How can community creativity centering on communal gardening in St Pauls contribute to unmooring “traditional” Environmentalism from its white supremacist origins and on-going entrapping?
“Our garden in St Pauls is not only the patches of land that we are symbolically reclaiming from years of neglect as rubbish dumps and drug needle debris. It is the individuals and communities who daily engage in a fight to extricate their lives from white supremacist subjugation. Our plan is to deliver a physical gardening project, building on the community allotments, where nutritious organic vegetables and fruit are made freely available to all involving members of the community of all ages in this process of creative nurturing and connection with the land. In tandem we need to dig deep to support community members in drawing on an exploration of creative relationships with rural and urban spaces in the 19th century to inform and enrich our relationship with the environment today. Our plan is to use creative writing, dancing and photography, all taking local nature as their inspiration; a project of discovery, embellishment, observation and celebration.”
What did the project involve?
This Ideas Exchange brought together a network of academics, environmentalist, horticulturalists, creatives and community crafters to discuss the future of green spaces in Bristol and the links between land, race theory, and colonial history.
The project believed that stories and moments can be captured in a myriad of ways. Centered around a community garden with the shape of blooms and food to come co-designed with a troupe of local volunteers. Surrounding this was the art and literature of a community. Fundamental to this team was the depth and breadth of this project, the different ways it opens up to and embraces St Pauls community and how the strands are interwoven.
The team sought to develop their ideas to form a project that would allow them to transform and reclaim green spaces through physical gardening projects supported by creative writing, dance, and photography.
Who are the team and what do they bring?
- Erin Forbes (English, University of Bristol) specialises in African American and U.S. literature of the long 19th century, always with an eye toward the relay between racialized formations of the human and the aesthetic. At the time of this project, she was exploring the works of 19th century Black American writer Charles Chestnutt, touching on Black diasporic folklore and spirituality in tales of human metamorphoses into plants and animals. Her research has acquainted her with several diaries and treatises by Black American horticulturalists.

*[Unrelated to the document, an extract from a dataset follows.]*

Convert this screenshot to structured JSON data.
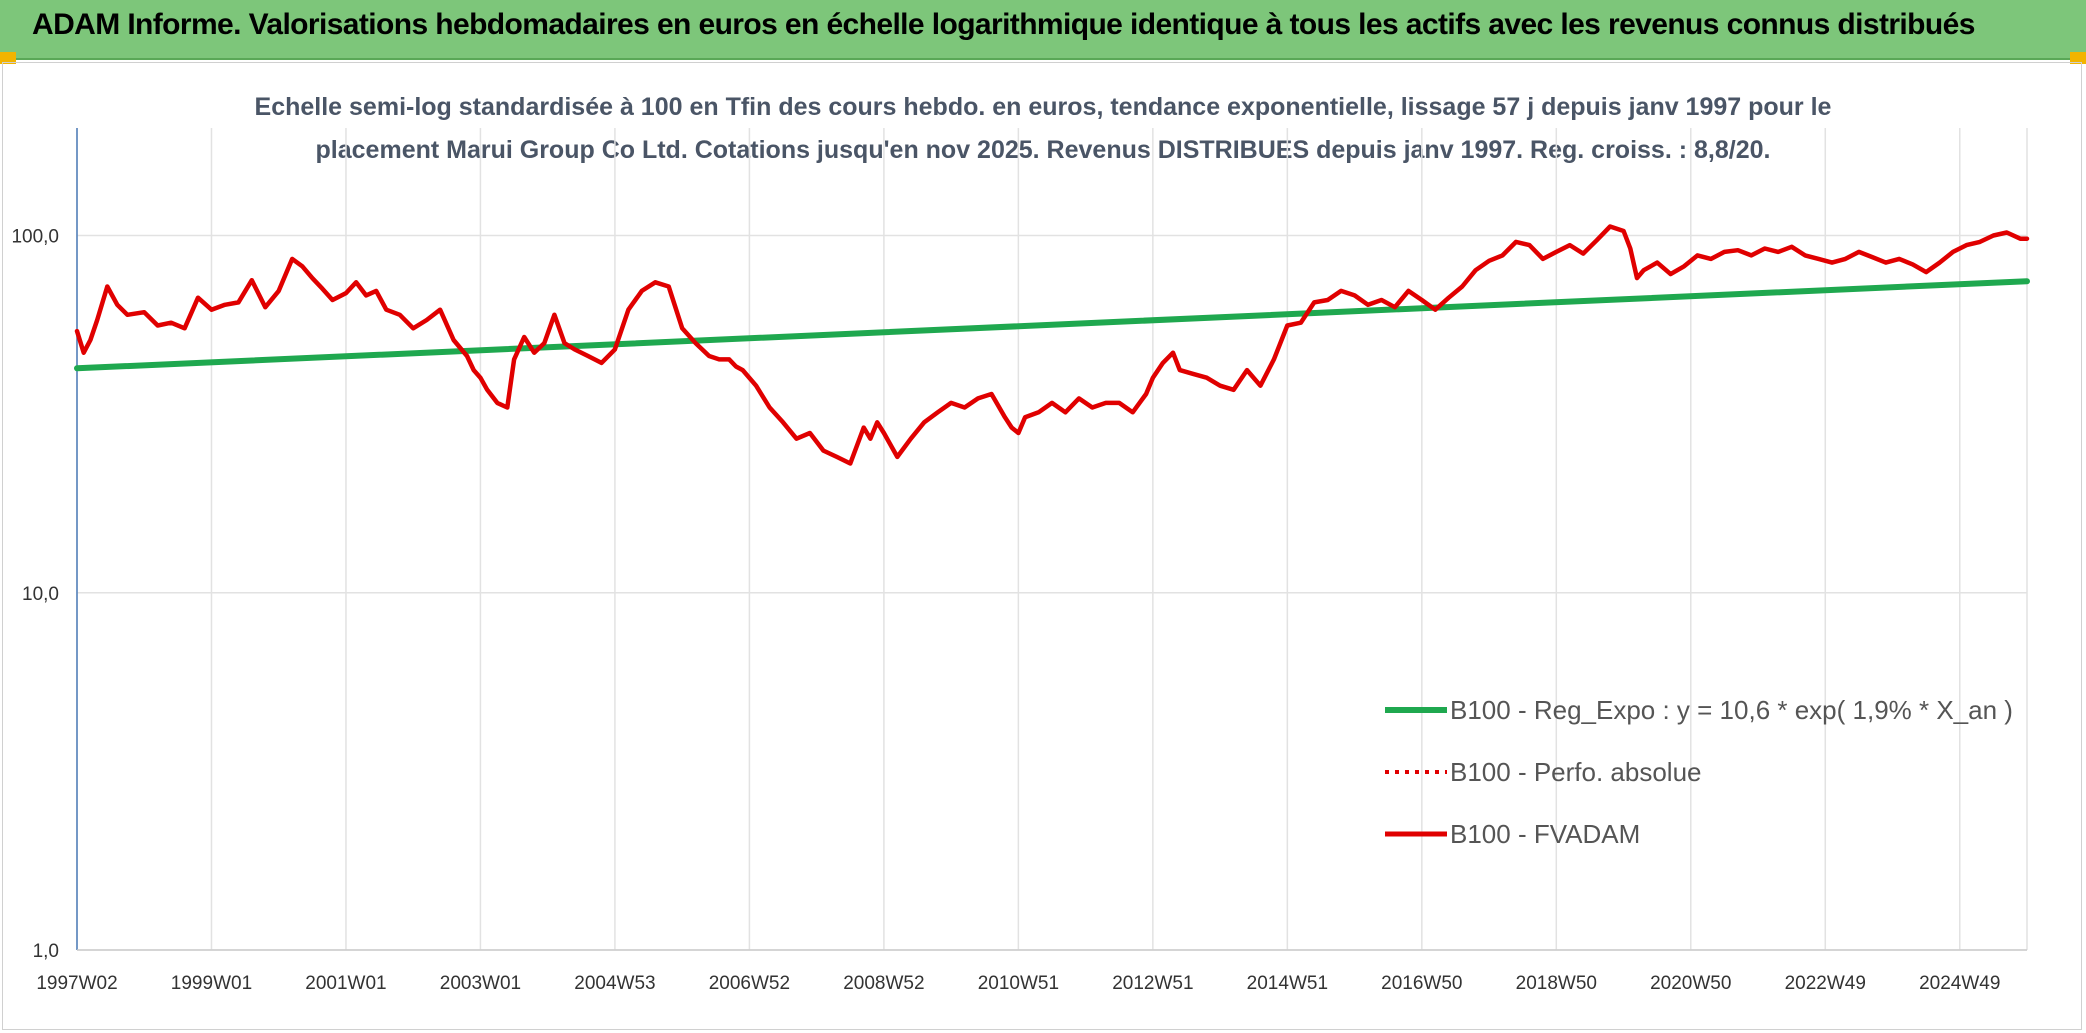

- Akulah Agbami (BLACK* artists on the Move) is chief executive officer and a founding member of the BLACK* artists on the Move. She is a teacher and educational consultant and has delivered hundreds of projects centring on developing people’s creativity and confidence in the UK and internationally. She is committed to delivering projects which empower communities and enrich people’s lives.
- Creative and community members from the St Pauls and Bristol area.
What were the results?
The project resulted in a series of conversations in which the academics sought to devise and clarify research goals and objects through a participatory method with the community their research sought to engage.